Serial usage
For the serial usage, one must avoid combination of cells of different kind and health. They should be as identical as possible.
The best is using
- the same chemistry
- the same format
- the same vendor
- the same brand
- the same lot
- the same aging
Otherwise the cells will have the different capacity and different discharge profiles under the load.
If the serial cell chain is deeply discharged, the "weakest" cell gets discharged completely.
And what is worse, other cells start to electrolyze the unlucky cell in the opposite direction that would be its charging.
This would lead almost inevitably to heavy damage or more likely destruction of the cell, what is unwanted for rechargebles.
Physical destruction with electrolyte leakage is also possible.
For primaries, it would be rather annoyance of not fully used better cells and no easy possibility to find a matching cell.
Parallel usage
It is generally adviced not to use it, unless you know exactly, what you are doing.

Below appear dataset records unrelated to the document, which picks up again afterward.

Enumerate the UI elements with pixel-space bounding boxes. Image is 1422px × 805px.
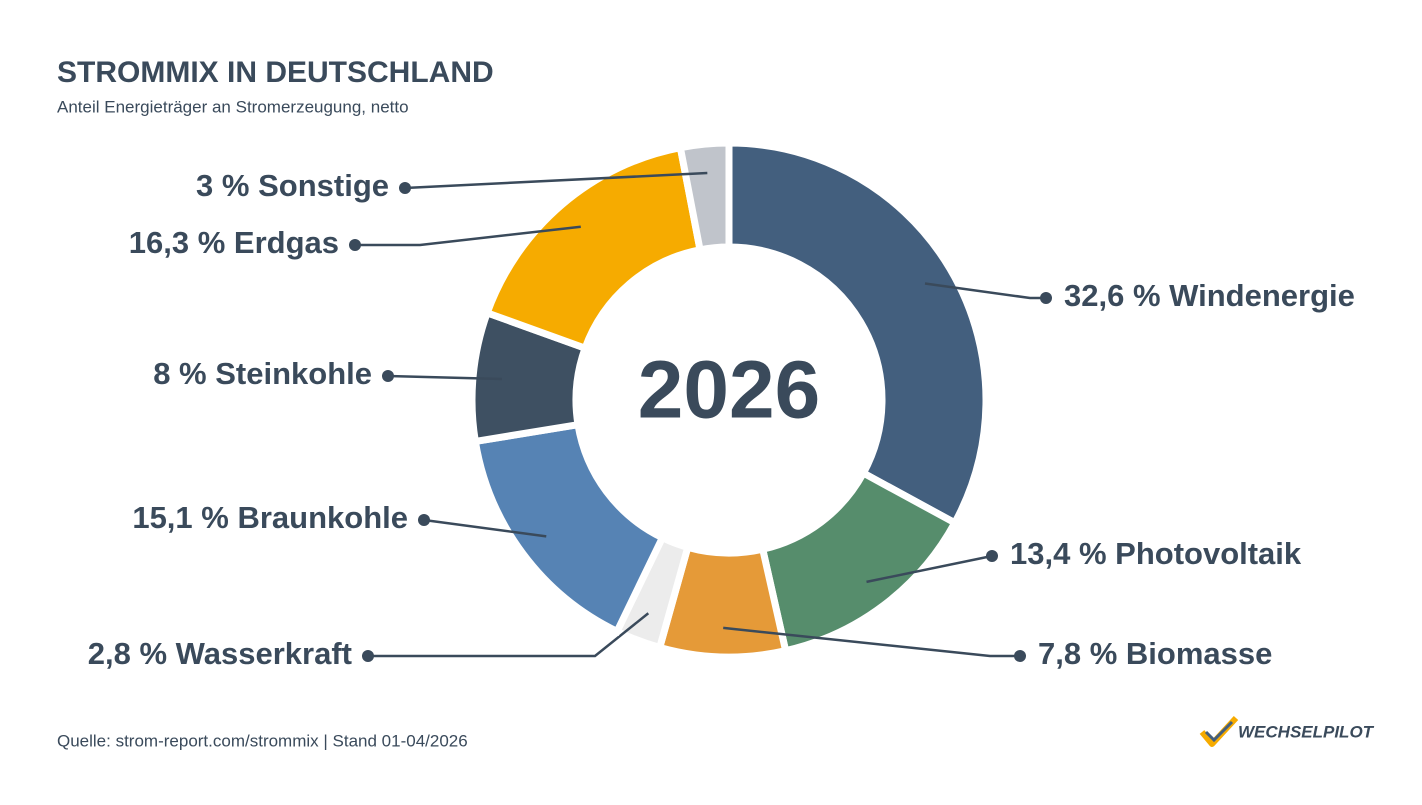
data-label: 15,1 % Braunkohle [132,500,408,535]
donut-segment [471,420,668,637]
donut-segment [676,139,733,254]
data-label: 3 % Sonstige [196,168,389,203]
data-label: 32,6 % Windenergie [1064,278,1355,313]
leader-dot [399,182,411,194]
value-label: 13,4 % [1010,536,1107,571]
data-label: 8 % Steinkohle [153,356,372,391]
source: Quelle: strom-report.com/strommix | Stan… [57,731,468,750]
value-label: 32,6 % [1064,278,1161,313]
category-label: Wasserkraft [176,636,352,671]
leader-line [723,626,1020,658]
leader-dot [1014,650,1026,662]
category-label: Biomasse [1126,636,1272,671]
value-label: 3 % [196,168,249,203]
data-label: 7,8 % Biomasse [1038,636,1272,671]
value-label: 15,1 % [132,500,229,535]
leader-dot [418,514,430,526]
category-label: Erdgas [234,225,339,260]
leader-line [355,225,581,247]
data-label: 13,4 % Photovoltaik [1010,536,1302,571]
leader-line [368,612,650,658]
leader-dot [362,650,374,662]
logo: WECHSELPILOT [1238,722,1375,741]
value-label: 7,8 % [1038,636,1117,671]
leader-dot [382,370,394,382]
donut-segment [725,139,990,528]
leader-dot [1040,292,1052,304]
value-label: 2,8 % [88,636,167,671]
value-label: 8 % [153,356,206,391]
data-label: 2,8 % Wasserkraft [88,636,352,671]
chart-title: STROMMIX IN DEUTSCHLAND [57,56,494,89]
value-label: 16,3 % [129,225,226,260]
logo-icon [1199,715,1239,747]
leader-line [423,518,547,538]
category-label: Steinkohle [215,356,372,391]
category-label: Sonstige [258,168,389,203]
leader-line [866,554,993,584]
chart-subtitle: Anteil Energieträger an Stromerzeugung, … [57,97,409,116]
category-label: Windenergie [1169,278,1355,313]
category-label: Photovoltaik [1115,536,1302,571]
center-label: 2026 [638,345,820,436]
leader-dot [986,550,998,562]
data-label: 16,3 % Erdgas [129,225,339,260]
category-label: Braunkohle [237,500,408,535]
leader-line [404,171,708,190]
leader-line [387,374,502,381]
leader-dot [349,239,361,251]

See also notes for non rechargeable cells below.
Dangers
If cells of different chemistry and therefore voltage range are used in parallel, they overcharge or overdischarge each other when their common voltage does not fit the overlapping of their save voltage ranges.
But even within the overlapping voltage range, cells can be overheated and thermally functionally damaged/destroyed or can even explode, depending on the cell voltage difference and cell internal resistence.

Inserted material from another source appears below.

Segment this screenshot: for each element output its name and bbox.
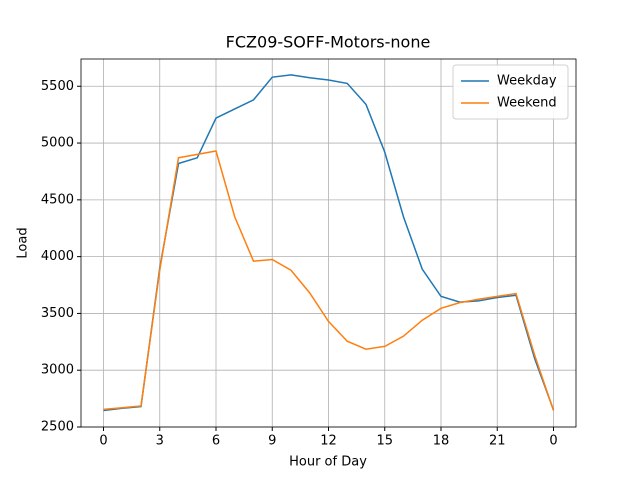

The last paragraph is also valid for cells of the same chemistry. They cannot overcharge each other, but the thermal damage from above applies to them as well.
How to do it well
Only cells of the same chemistry and performance class with about the same actual voltage (check it ) should be connected in parallel.
The voltage difference must respect expected internal resistance and acceptable resulting balancing current. Note that typical internal resistance of Modern AA NiMH cells is $\pu{30-100 m\Omega}$, so $\pu{60 mV}$ difference can cause the current $\pu{1 A}$.
Once connected and balanced, they are safe, as they autobalance themselves during charging and discharging, but consider notes below.
Cell autobalancing of already connected parallel cells
This analysis is aimed for rechargeable cells., supported by Excel simulation.
Cells in an open circurt
Balanced parallel batteries have always the same external (behind their internal resistance ) and internal voltage.
Cells under load
The initial current is in reciprocal ratio of their resistances, so high performance cells would get drained initially faster despite their lower capacity.
The cells with lower $resistance * capacity$ parameter gradually get the internal voltage lover than the others and provide therefore gradually lower current than the other cells.
This leads to the cell balancing, with the current ratio possibly even getting reversed to the initial one. The current ratio slowly converges to the capacity ratio.
Important parameters are the ratio of cell capacities and the ratio of cell internal resistances.
The best results are achieved if these ratios are reciprocal. In such an ideal case, cells are discharging in ratio of their capacities and no internal autobalancing ever occurs.
The good thing is, that the cell resistance increases with the degrading the cell capacity, as cells are aging.
Best autobalancing is achieved on low currents. High currents lead to higher internal voltage disbalance and are more demanding for good cell matching.
If the cell resistance ratio is not optimal for the capacity ratio, autobalancing kicks on, but does not fully compensate. The internal voltages get therefore little disbalanced.
After disconnection, there is ongoing small temporary compensating current.
It is not good to combine lower capacity high performance cells with low resistance with high capacity low performance cells, especially for high loads. As it significantly raises the internal voltage disbalance and after load compensation
Cells under charging
It is generally adviced against parallel charging, as it affects charge stop detection and can cause overcharging of some cells.
That affects serial charging as well.
Non rechargable cells
Parallel connection is not generally good for different . As there can occur small balancing load after disconnection of the powered device.
OTOH, if the identical cells ( like in the serial section) are used in parallel connection all their lifetime, it is not a big deal, as these currents are minimal and short time.